3 MIN DE LEITURA
O trocadilho era inevitável porque o assunto é sério e estruturado. Falamos de um quarto sobre a influência de QIÁN, de noroeste, do céu. O trigrama totalmente yang. Falamos da lua balsâmica, do final do ciclo, da semente que penetra lentamente a folhagem para ser acolhida em KǍN no momento seguinte. Fala-se aqui da energia do pai e do Pai, do masculino, de chronos e de todas as estruturas. É metal yang, o tenso e o tencionado, o rude e o bruto.

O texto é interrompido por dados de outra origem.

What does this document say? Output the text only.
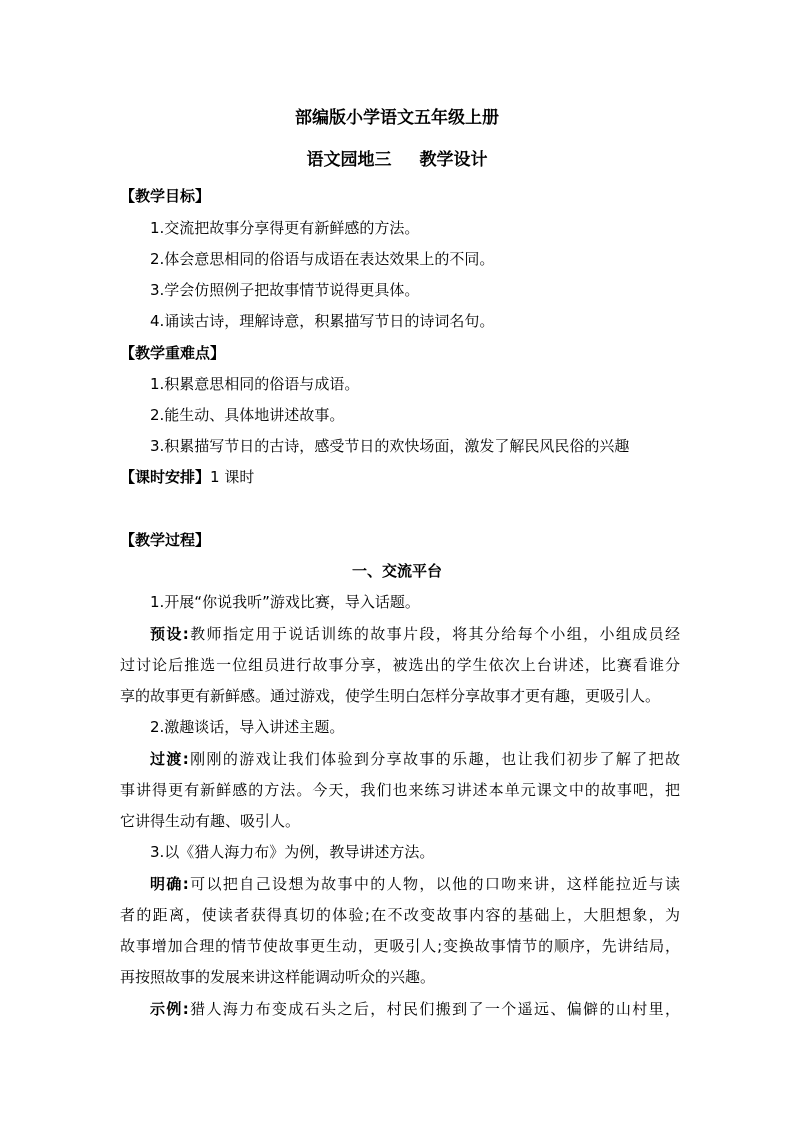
部编版小学语文五年级上册
语文园地三 教学设计
【教学目标】
1.交流把故事分享得更有新鲜感的方法。
2.体会意思相同的俗语与成语在表达效果上的不同。
3.学会仿照例子把故事情节说得更具体。
4.诵读古诗，理解诗意，积累描写节日的诗词名句。
【教学重难点】
1.积累意思相同的俗语与成语。
2.能生动、具体地讲述故事。
3.积累描写节日的古诗，感受节日的欢快场面，激发了解民风民俗的兴趣
【课时安排】1 课时
【教学过程】
一、交流平台
1.开展“你说我听”游戏比赛，导入话题。
预设:教师指定用于说话训练的故事片段，将其分给每个小组，小组成员经
过讨论后推选一位组员进行故事分享，被选出的学生依次上台讲述，比赛看谁分
享的故事更有新鲜感。通过游戏，使学生明白怎样分享故事才更有趣，更吸引人。
2.激趣谈话，导入讲述主题。
过渡:刚刚的游戏让我们体验到分享故事的乐趣，也让我们初步了解了把故
事讲得更有新鲜感的方法。今天，我们也来练习讲述本单元课文中的故事吧，把
它讲得生动有趣、吸引人。
3.以《猎人海力布》为例，教导讲述方法。
明确:可以把自己设想为故事中的人物，以他的口吻来讲，这样能拉近与读
者的距离，使读者获得真切的体验;在不改变故事内容的基础上，大胆想象，为
故事增加合理的情节使故事更生动，更吸引人;变换故事情节的顺序，先讲结局，
再按照故事的发展来讲这样能调动听众的兴趣。
示例:猎人海力布变成石头之后，村民们搬到了一个遥远、偏僻的山村里，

É metal yang, o incompreendido.
A nossa sociedade há muito que deixou de compreender a concepção do tempo, tornou-o recto, inflexível e abstracto. Tornou-o uma sucessão de eventos alheios a qualquer outra coisa. Assim, como o tempo tornou a vida. Vamos em frente, não olhamos para trás, não compreendemos. Tornou o masculino cada vez mais isolado e deu-lhe a força bruta como base de tudo e, quando a força bruta não era a resposta, deu os dogmas, os ensinamentos dos livros, dos pensadores, dos que “sabiam”. Tirou-lhe o contacto com o invisível, com os sentidos e com a terra. Tornou a figura do homem inacessível, fria e distante. Sem margem para a compreensão da energia masculina e sem possibilidade de a conhecer. Tornou a energia feminina prisioneira do seu próprio medo e mergulhamos em tempos e espaços que nos deixam a todos profundas cicatrizes. Cicatrizes provocadas por todos os séculos de alienação e progressivo distanciamento interno. Tornámo-nos tão abstractos que não compreendemos a nossa própria forma de comunicar, desconhecemos o sentir das palavras. E nesta dança descompassada com a natureza fomos mergulhando cada vez mais na abstracção sobre a importância de percorremos o caminho até chegarmos ao céu (QIÁN, 6, céu).
O quarto de dormir é hoje um pequeno santuário pessoal, onde nos recolhemos e descansamos. É lá que despimos todas as capas e máscaras que usamos de dia, para gentilmente sermos envolvidos no universo onírico. É na segurança do quarto que apenas somos, que nos perdemos em pensamentos e que assumimos para nós o que não assumimos para ninguém. É o local onde somos mais verdadeiros, nem que seja no momento em que adormecemos e deixamos de ter a ilusão de controle. Por si o quarto representa a nossa mais profunda intimidade, contacto interno e liberdade. “Quem sou eu quando ninguém está a ver?”
Quando um quarto é influenciado pela energia de QIÁN temos a mais bela oportunidade de nos reestruturarmos internamente, o questionamento completo de um ciclo, de uma vida. Somos levados primeiro a questionar o pai, o trabalho, os homens, a energia masculina. Todos sabemos ler e todos conseguimos ao fim de umas leituras de feng shui perceber essa dinâmica. Mas a questão é tão mais profunda, tão mais revolucionária quanto assim nos permitirmos. Porque depois das primeiras impressões, o mergulho é bem mais profundo, bem mais doloroso. DOR, uma palavra que ficou proibida, mas a dor é precisa, necessária, fundamental. A tentativa de pintar mundos cor de rosa, onde o caminho não dói, onde encontramos a nossa missão e é tudo um mar de rosas é na sua essência uma mentira. Escolhas dolorosas são feitas constantemente, vivências dolorosas são vividas sem fugirmos delas. E sim, podemos ficar até mais rígidos exteriormente, por dois motivos tentamos controlar os movimentos internos de forma a não mexer uma palha e manter a aparente ilusão de quem somos, ou deixamos ir as falsas estruturas, fazendo escolhas conscientes e, para o exterior, mostramos a rigidez que nos faz ficar de pé enquanto o mundo implode por nossa escolha. Com um quarto a 6 somos nós que carregamos no botão que faz a estrutura explodir dentro e fora de nós. Porque pela lua balsâmica, a semente vem consciente que é fruto, flor, árvore, semente e ainda se lembra de todos os processos até chegar ali. Mas hoje compramos as sementes em pacote e ficamos abstraídos de tudo o que é preciso para a semente ser só semente e lançamo-las para a terra sem perceber o ciclo, esquecemos o que está para trás. Focamos apenas nas estruturas visíveis e imediatas para os objectivos serem cumpridos. Criamos precepções sem força, sem real valor ou vontade. Moldamos a energia de metal yang à nossa forma abstracta de ser e tememo-la tanto como a desejamos, mas não a compreendemos na sua essência.